Guideline 1.7 states that a “single card-based means of payment cannot accommodate simultaneously payment instruments within the scope of PSD2 and specific payment instruments within the scope of Article 3(k) of PSD2”. According to the EBA, combining regulated and non-regulated payment instruments in a single card-based means of payment would make it difficult for the users of the instrument to delineate between the two, understand which instrument they will be using and what protection is offered by each payment instrument. However, the EBA guidelines do not consider the possibility of mandating enhancements to customer disclosures to ensure customers better understand the protections being offered by each payment instrument. In addition, they do not make any distinction in the case of a single card-based means of payment combining regulated and unregulated payment instruments where the regulated and unregulated legs of the transaction are clearly distinct and differentiated (in substance and in terms of the information provided to users). The EBA’s proposal is not a proportionate means of securing appropriate consumer protection. The EBA should consider the different structures that single card-based means of payment may incorporate and provide relevant guidance to firms. Otherwise, such a guideline will likely stifle innovation in this space.
Guideline 2.2 grants Competent Authorities the ability to consider “complementary optional indicators” as to whether a payment instrument is only being used within a “limited network of service providers.” These optional indicators include “the volume and value of payment transactions envisaged to be carried out with the payment instruments on an annual basis”, the “envisaged maximum amount to be credited on the payment instruments” and “the envisaged maximum number of users of the payment instruments”. While we welcome the EBA’s view that a common brand is an important criterion in determining whether a network should be considered limited, we believe that including “additional indicators” regarding the volume and value of payment transactions, the maximum number of users and the maximum amount to be credited to the payment instrument may lead to inconsistent standards across the EEA, stifling innovation and creating an uneven playing field and legal uncertainty. If an issuer qualifies for the LNE because the instrument may only be used within a limited network of service providers, it does not follow that the LNE should cease to apply purely because the instrument proves popular with consumers. This restriction would penalise growth per se, which is economically counterproductive.

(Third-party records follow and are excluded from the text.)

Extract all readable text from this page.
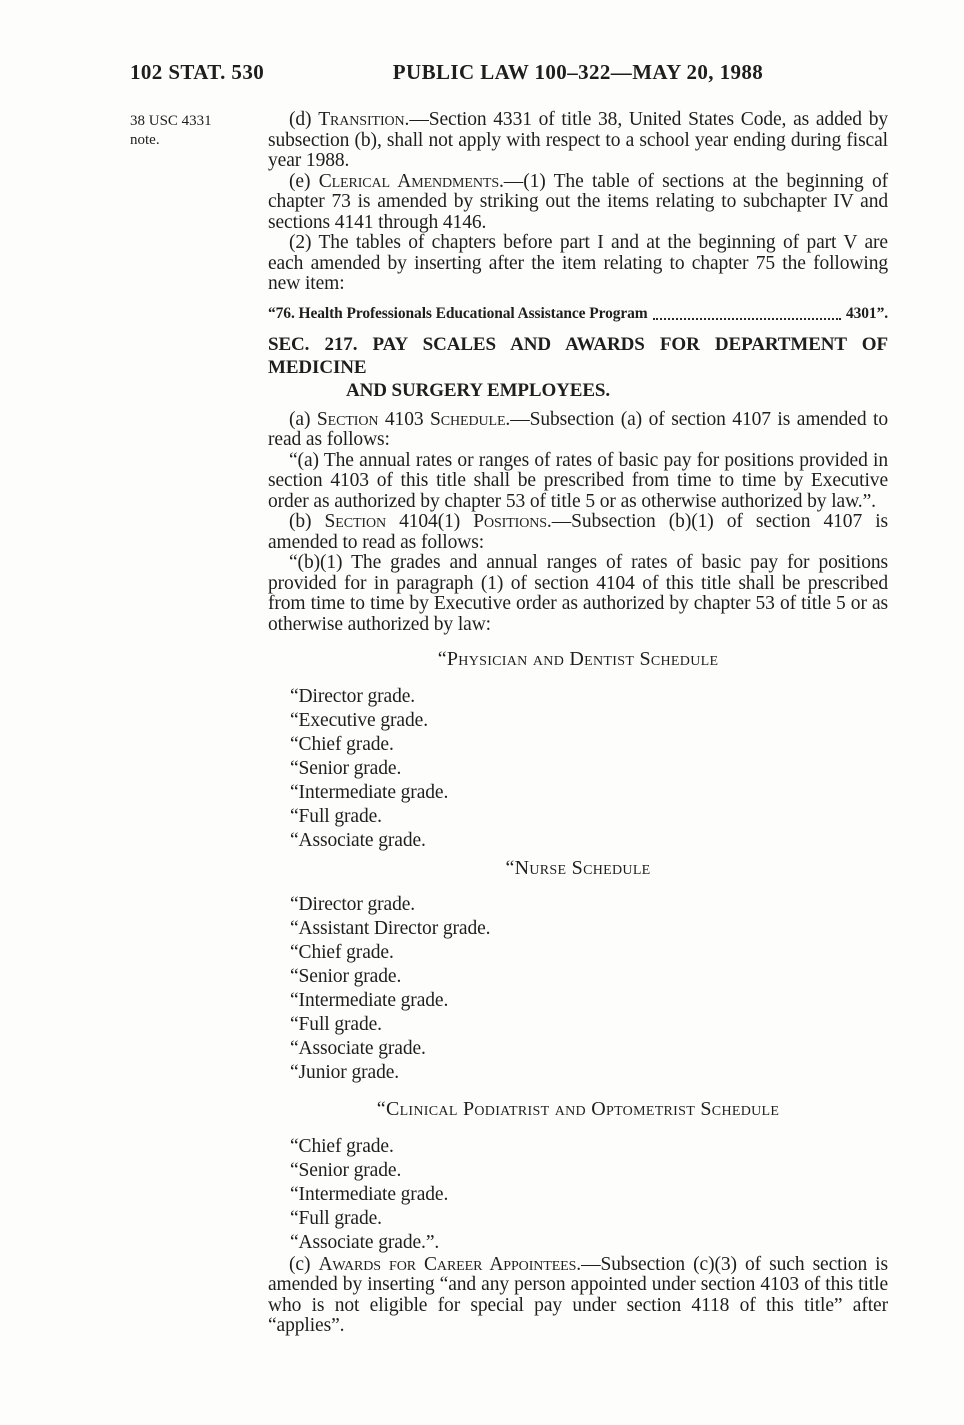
102 STAT. 530	PUBLIC LAW 100–322—MAY 20, 1988
38 USC 4331
note.

(d) Transition.—Section 4331 of title 38, United States Code, as added by subsection (b), shall not apply with respect to a school year ending during fiscal year 1988.

(e) Clerical Amendments.—(1) The table of sections at the beginning of chapter 73 is amended by striking out the items relating to subchapter IV and sections 4141 through 4146.

(2) The tables of chapters before part I and at the beginning of part V are each amended by inserting after the item relating to chapter 75 the following new item:

“76. Health Professionals Educational Assistance Program	4301”.
SEC. 217. PAY SCALES AND AWARDS FOR DEPARTMENT OF MEDICINE
AND SURGERY EMPLOYEES.

(a) Section 4103 Schedule.—Subsection (a) of section 4107 is amended to read as follows:

“(a) The annual rates or ranges of rates of basic pay for positions provided in section 4103 of this title shall be prescribed from time to time by Executive order as authorized by chapter 53 of title 5 or as otherwise authorized by law.”.

(b) Section 4104(1) Positions.—Subsection (b)(1) of section 4107 is amended to read as follows:

“(b)(1) The grades and annual ranges of rates of basic pay for positions provided for in paragraph (1) of section 4104 of this title shall be prescribed from time to time by Executive order as authorized by chapter 53 of title 5 or as otherwise authorized by law:

“Physician and Dentist Schedule
“Director grade.
“Executive grade.
“Chief grade.
“Senior grade.
“Intermediate grade.
“Full grade.
“Associate grade.
“Nurse Schedule
“Director grade.
“Assistant Director grade.
“Chief grade.
“Senior grade.
“Intermediate grade.
“Full grade.
“Associate grade.
“Junior grade.
“Clinical Podiatrist and Optometrist Schedule
“Chief grade.
“Senior grade.
“Intermediate grade.
“Full grade.
“Associate grade.”.

(c) Awards for Career Appointees.—Subsection (c)(3) of such section is amended by inserting “and any person appointed under section 4103 of this title who is not eligible for special pay under section 4118 of this title” after “applies”.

Guideline 3 limits the meaning of “premises” to physical locations. Restricting the meaning of “premises” in this way is regressive and does not acknowledge the prevalence and necessity to consumers of online stores. This interpretation, has the potential to create a (unjustified) discrimination between brick-and-mortar and online stores. In paragraph 42, the EBA states that service providers that intend to offer goods and/or services online are not prevented from benefitting instead from a different exclusion under Article 3(k) of PSD2. However, there does not seem to be any valid reason to afford ecommerce merchants fewer opportunities to qualify for the LNE than brick-and-mortar businesses (such as large supermarkets).
The rationale of the limited range exemption remains rather unclear. Does the law tolerate the LRE because they pose a limited AML risk, or the issues require less regulatory supervision, or the users of those products need less protection? We think that a well-defined rationale will enable better decisions on whether the LRE applies or not. The chosen approach to determine the functional connection of a limited range of goods and services not by their functionality (e.g. everything that dresses a person) but by one (leading) product only leads to a uniform interpretation if it is clarified that the leading product can be a product category and not only a single product. For instance, if the leading products are sweatshirts, would trousers be ancillary (because then the person is dressed from head to toe) or t-shirts (because they may be worn beneath a sweatshirt)? If the common denominator is chosen as a category (e.g. clothing), it will be much easier to come to a uniform interpretation across all member states.
Further, we believe that it should also be taken into account not so much the number of user or the payment volume but the risk of AML in that industry and the protection awarded to customers. For instance, if the limited range of goods and services carries only a low risk with respect to AML, then this should be a stronger indicator than the payment volume. Also, if the customer is provided with sufficient protection (expiry date of unregulated payment instrument no shorter than statutory period of limitation) and effective customer complaint processes, then this should be an indicator for allowing such a payment instrument as an unregulated product.
Guideline 7 suggests that payments instruments for tax and social purposes should not be required to fulfil the requirements applying to limited networks or limited range products. This might impact payment instruments issued as “tax-exempt benefits in kind” (also so-called “44-euro exemption” in Germany).
The German Federal Ministry of Finance actually indicate that only products issued in a limited network or as limited-range products are to be recognized as tax-exempt benefits in kind. It is unclear how this reconciled with the EBA’s draft Guideline 7. Member states have tax sovereignty with regard to income tax. However, the legislator has referred to the ZAG exemption in Section 8 Para. 1 sentence 3 of the German Income Tax Act. It would be appropriate to clarify the point to prevent any conflicting application of this requirement and reconcile supervisory application and tax law terms.